All right, what else?
- 21a [First Cuban dance with worldwide popularity] BOLERO. Not to be confused with the Spanish dance of the same name.
- 40a [Call for caution] WHOA EASY THERE. With the H from HALLUX in place, I guessed at WHOA, which enabled me to complete 27d UNLAWFULLY, which really helped with the lower left corner.
- 3d [What mountains form over] EONS. I saw the trick right away, considered TIME but figured EONS was more appropriate.
- 5d [Steamed bun from China] MANTOU. Was initially after a two-word phrase ending in bao. Also, MANTOU is not to be confused with manitou.
- 6d [Japanese restaurant decor] PAPER CRANES, not SHOJI SCREEN.
- 9d [Swiss Guard weapons] HALBERDS. Initially tried BAYONETS.
- 11d [Okay to put away] COMESTIBLE. Can’t not think of Monty Python’s cheese shop sketch when I encounter this word.
- 22d [Where Ivory Soap was born] OHIO. This is quite trivial.

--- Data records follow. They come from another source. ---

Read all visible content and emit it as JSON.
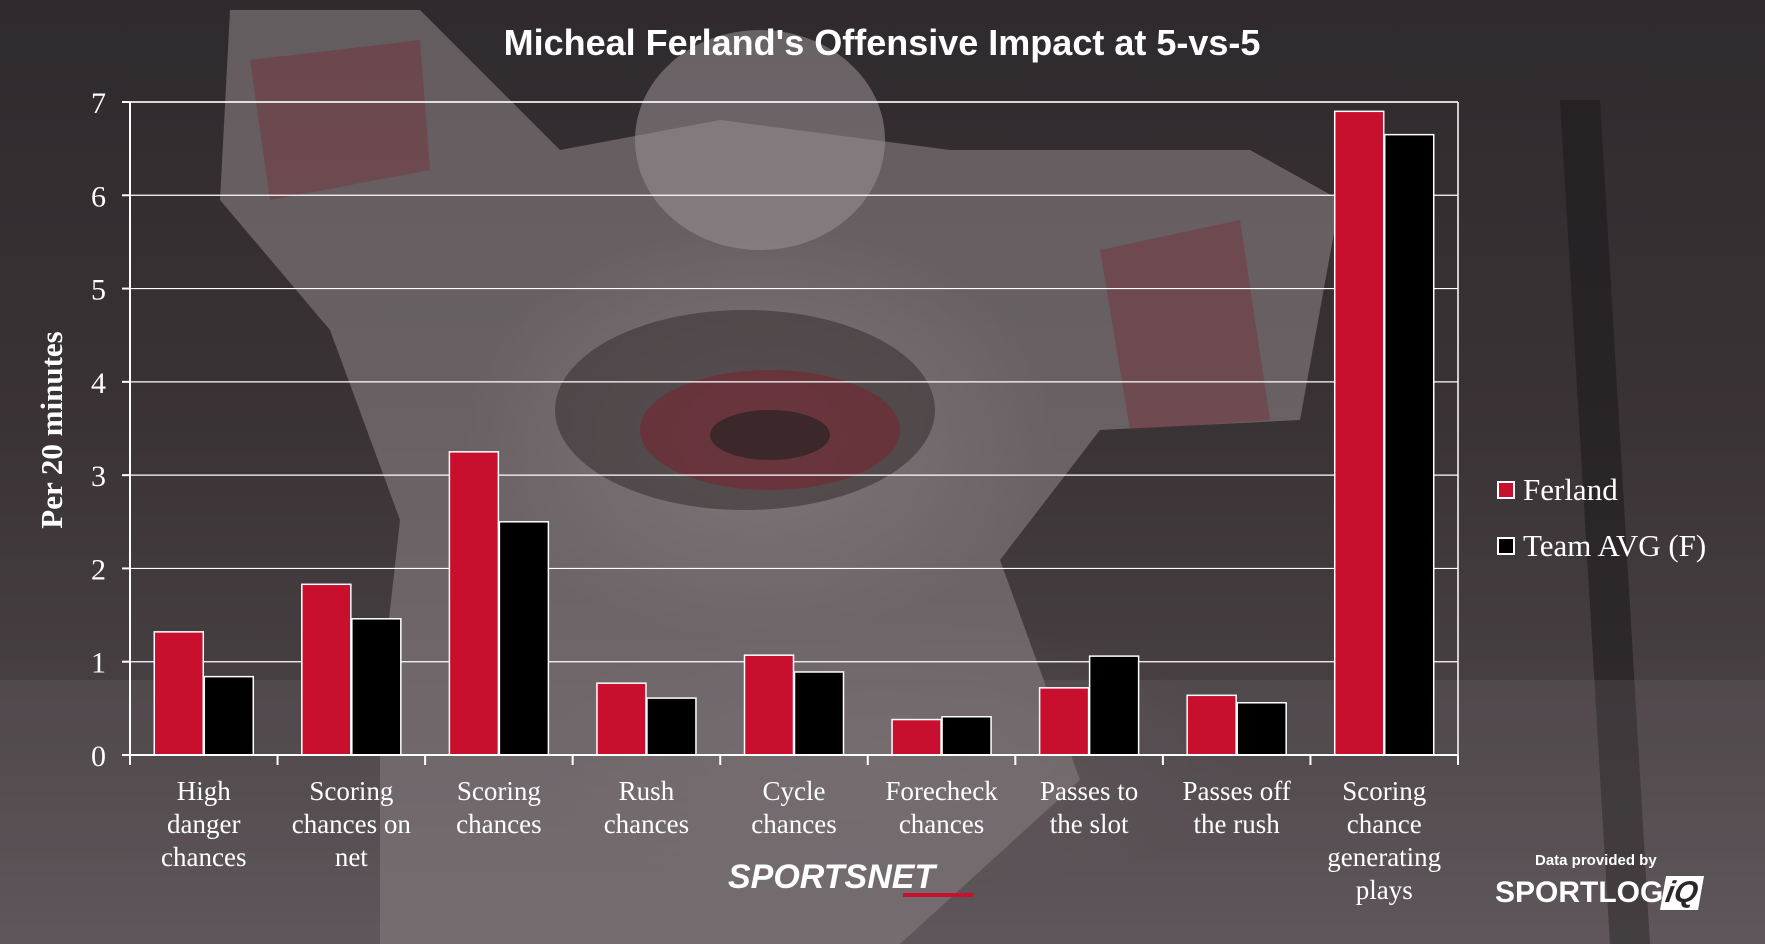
{
  "chart_data": {
    "type": "bar",
    "title": "Micheal Ferland's Offensive Impact at 5-vs-5",
    "xlabel": "",
    "ylabel": "Per 20 minutes",
    "ylim": [
      0,
      7
    ],
    "yticks": [
      "0",
      "1",
      "2",
      "3",
      "4",
      "5",
      "6",
      "7"
    ],
    "grid": true,
    "legend_position": "right",
    "categories": [
      [
        "High",
        "danger",
        "chances"
      ],
      [
        "Scoring",
        "chances on",
        "net"
      ],
      [
        "Scoring",
        "chances"
      ],
      [
        "Rush",
        "chances"
      ],
      [
        "Cycle",
        "chances"
      ],
      [
        "Forecheck",
        "chances"
      ],
      [
        "Passes to",
        "the slot"
      ],
      [
        "Passes off",
        "the rush"
      ],
      [
        "Scoring",
        "chance",
        "generating",
        "plays"
      ]
    ],
    "series": [
      {
        "name": "Ferland",
        "color": "#c8102e",
        "values": [
          1.32,
          1.83,
          3.25,
          0.77,
          1.07,
          0.38,
          0.72,
          0.64,
          6.9
        ]
      },
      {
        "name": "Team AVG (F)",
        "color": "#000000",
        "values": [
          0.84,
          1.46,
          2.5,
          0.61,
          0.89,
          0.41,
          1.06,
          0.56,
          6.65
        ]
      }
    ]
  },
  "branding": {
    "sportsnet": "SPORTSNET",
    "provided_by": "Data provided by",
    "sportlogiq": "SPORTLOG",
    "sportlogiq_iq": "iQ"
  }
}
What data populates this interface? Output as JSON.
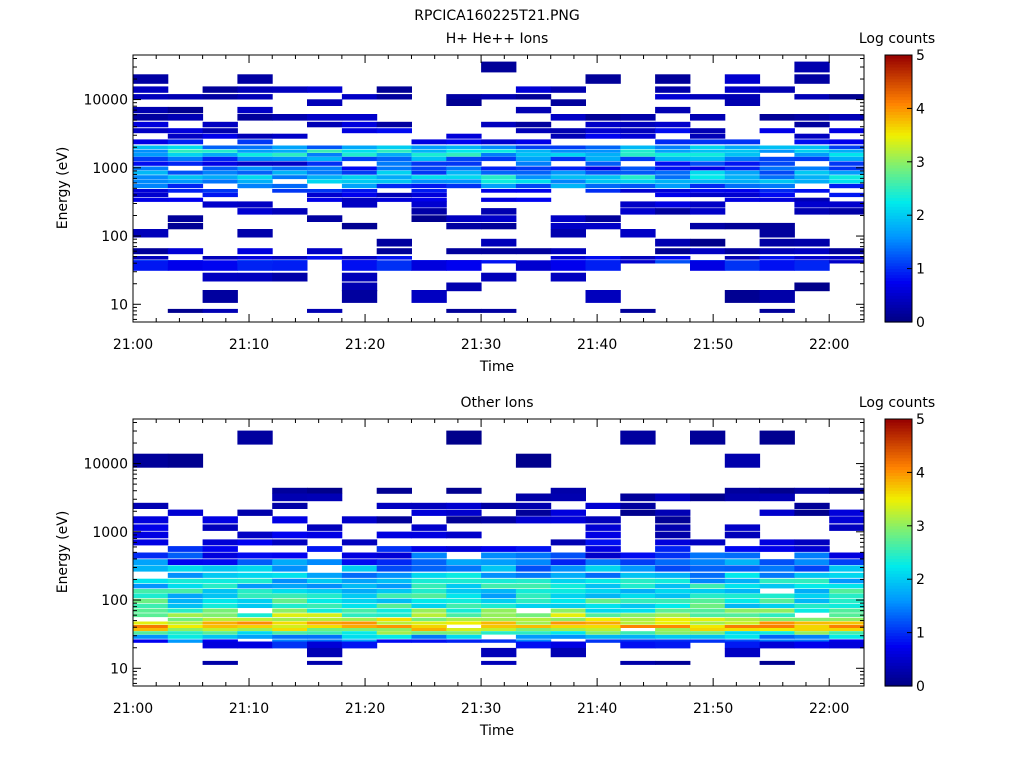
{
  "figure_title": "RPCICA160225T21.PNG",
  "chart_data": [
    {
      "type": "heatmap",
      "title": "H+ He++ Ions",
      "xlabel": "Time",
      "ylabel": "Energy (eV)",
      "x_tick_labels": [
        "21:00",
        "21:10",
        "21:20",
        "21:30",
        "21:40",
        "21:50",
        "22:00"
      ],
      "y_tick_labels": [
        "10",
        "100",
        "1000",
        "10000"
      ],
      "y_scale": "log",
      "ylim": [
        5.5,
        45000
      ],
      "x_range_minutes": [
        0,
        63
      ],
      "colorbar": {
        "label": "Log counts",
        "ticks": [
          "0",
          "1",
          "2",
          "3",
          "4",
          "5"
        ],
        "range": [
          0,
          5
        ],
        "colormap": "rainbow"
      },
      "time_bins": [
        "21:00",
        "21:03",
        "21:06",
        "21:09",
        "21:12",
        "21:15",
        "21:18",
        "21:21",
        "21:24",
        "21:27",
        "21:30",
        "21:33",
        "21:36",
        "21:39",
        "21:42",
        "21:45",
        "21:48",
        "21:51",
        "21:54",
        "21:57",
        "22:00"
      ],
      "profile": [
        [
          30000,
          0.2
        ],
        [
          20000,
          0.25
        ],
        [
          14000,
          0.3
        ],
        [
          11000,
          0.3
        ],
        [
          9000,
          0.25
        ],
        [
          7000,
          0.3
        ],
        [
          5500,
          0.35
        ],
        [
          4300,
          0.4
        ],
        [
          3500,
          0.55
        ],
        [
          2900,
          0.6
        ],
        [
          2400,
          0.8
        ],
        [
          2000,
          1.6
        ],
        [
          1750,
          2.1
        ],
        [
          1550,
          2.0
        ],
        [
          1350,
          1.4
        ],
        [
          1150,
          1.0
        ],
        [
          980,
          1.2
        ],
        [
          850,
          1.6
        ],
        [
          730,
          1.9
        ],
        [
          630,
          1.8
        ],
        [
          540,
          1.3
        ],
        [
          460,
          0.8
        ],
        [
          400,
          0.6
        ],
        [
          340,
          0.5
        ],
        [
          290,
          0.4
        ],
        [
          230,
          0.3
        ],
        [
          180,
          0.25
        ],
        [
          140,
          0.2
        ],
        [
          110,
          0.2
        ],
        [
          80,
          0.15
        ],
        [
          60,
          0.35
        ],
        [
          48,
          0.6
        ],
        [
          42,
          1.0
        ],
        [
          37,
          0.8
        ],
        [
          25,
          0.2
        ],
        [
          18,
          0.15
        ],
        [
          13,
          0.2
        ],
        [
          8,
          0.15
        ]
      ]
    },
    {
      "type": "heatmap",
      "title": "Other Ions",
      "xlabel": "Time",
      "ylabel": "Energy (eV)",
      "x_tick_labels": [
        "21:00",
        "21:10",
        "21:20",
        "21:30",
        "21:40",
        "21:50",
        "22:00"
      ],
      "y_tick_labels": [
        "10",
        "100",
        "1000",
        "10000"
      ],
      "y_scale": "log",
      "ylim": [
        5.5,
        45000
      ],
      "x_range_minutes": [
        0,
        63
      ],
      "colorbar": {
        "label": "Log counts",
        "ticks": [
          "0",
          "1",
          "2",
          "3",
          "4",
          "5"
        ],
        "range": [
          0,
          5
        ],
        "colormap": "rainbow"
      },
      "time_bins": [
        "21:00",
        "21:03",
        "21:06",
        "21:09",
        "21:12",
        "21:15",
        "21:18",
        "21:21",
        "21:24",
        "21:27",
        "21:30",
        "21:33",
        "21:36",
        "21:39",
        "21:42",
        "21:45",
        "21:48",
        "21:51",
        "21:54",
        "21:57",
        "22:00"
      ],
      "profile": [
        [
          24000,
          0.1
        ],
        [
          11000,
          0.1
        ],
        [
          4000,
          0.2
        ],
        [
          3200,
          0.25
        ],
        [
          2400,
          0.3
        ],
        [
          1900,
          0.35
        ],
        [
          1500,
          0.4
        ],
        [
          1150,
          0.45
        ],
        [
          900,
          0.5
        ],
        [
          700,
          0.6
        ],
        [
          560,
          0.8
        ],
        [
          450,
          1.0
        ],
        [
          360,
          1.3
        ],
        [
          290,
          1.6
        ],
        [
          230,
          1.9
        ],
        [
          190,
          2.0
        ],
        [
          160,
          2.1
        ],
        [
          135,
          2.2
        ],
        [
          115,
          2.2
        ],
        [
          97,
          2.3
        ],
        [
          82,
          2.4
        ],
        [
          70,
          2.6
        ],
        [
          60,
          2.9
        ],
        [
          52,
          3.1
        ],
        [
          46,
          3.5
        ],
        [
          41,
          3.8
        ],
        [
          37,
          3.4
        ],
        [
          33,
          2.6
        ],
        [
          29,
          1.8
        ],
        [
          25,
          1.2
        ],
        [
          22,
          0.8
        ],
        [
          17,
          0.2
        ],
        [
          12,
          0.15
        ]
      ]
    }
  ]
}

- 42d [Offgrid Dwellings offering] YURTS. Should be ‘offerings’, no? Anyway, I wouldn’t mind relocating to a tiny home somewhere. Not necessarily from this outfit, though.
- 45d [Verb from the Latin for “conquer”] EVICT. Makes sense.
- 50d [Work done in bars] SONG. Structure, not location.
Very tough one today.
Universal Freestyle 97 by Matthew Stock, norah’s review; 3:45
- ⭐ WINECRITIC 59A [One who might hail a cab?]
- IMONFIRE 48A [“Nothing can stop me!”]
- SIRI 1D [Portable speaker?]
- ACORN 47D [
Nut that Scrat chased in the “Ice Age” films]
New solver today – shown is the Crossweird Puzzles solver, a mod of Alex Boisvert’s Crossword Nexus Solver. Thanks to Dob and Alex for their great work.
This grid has one of my new favorite block structures – the V with tail. They’re so cute! More importantly, functional in separating the middle of this grid from the sides and bottoms, allowing for super clean stacks of 10s in the top and bottom, and 9s in the left and right sides of the grid. BRAVO 40A [“Stupendous work!”], Matthew. :)
So much for my run of super fast times lately – this one was clued just a bit on the harder side and I found myself moving back and forth through the grid to catch everything on a second pass.
I don’t understand what about a WNBA HOODIE makes it signature orange – can someone please explain in the comments?
LATINOUSA 34D [Radio show hosted by Maria Hinojosa]
PUTH 38D [“Light Switch” singer Charlie]
Thanks Matthew and the Universal team!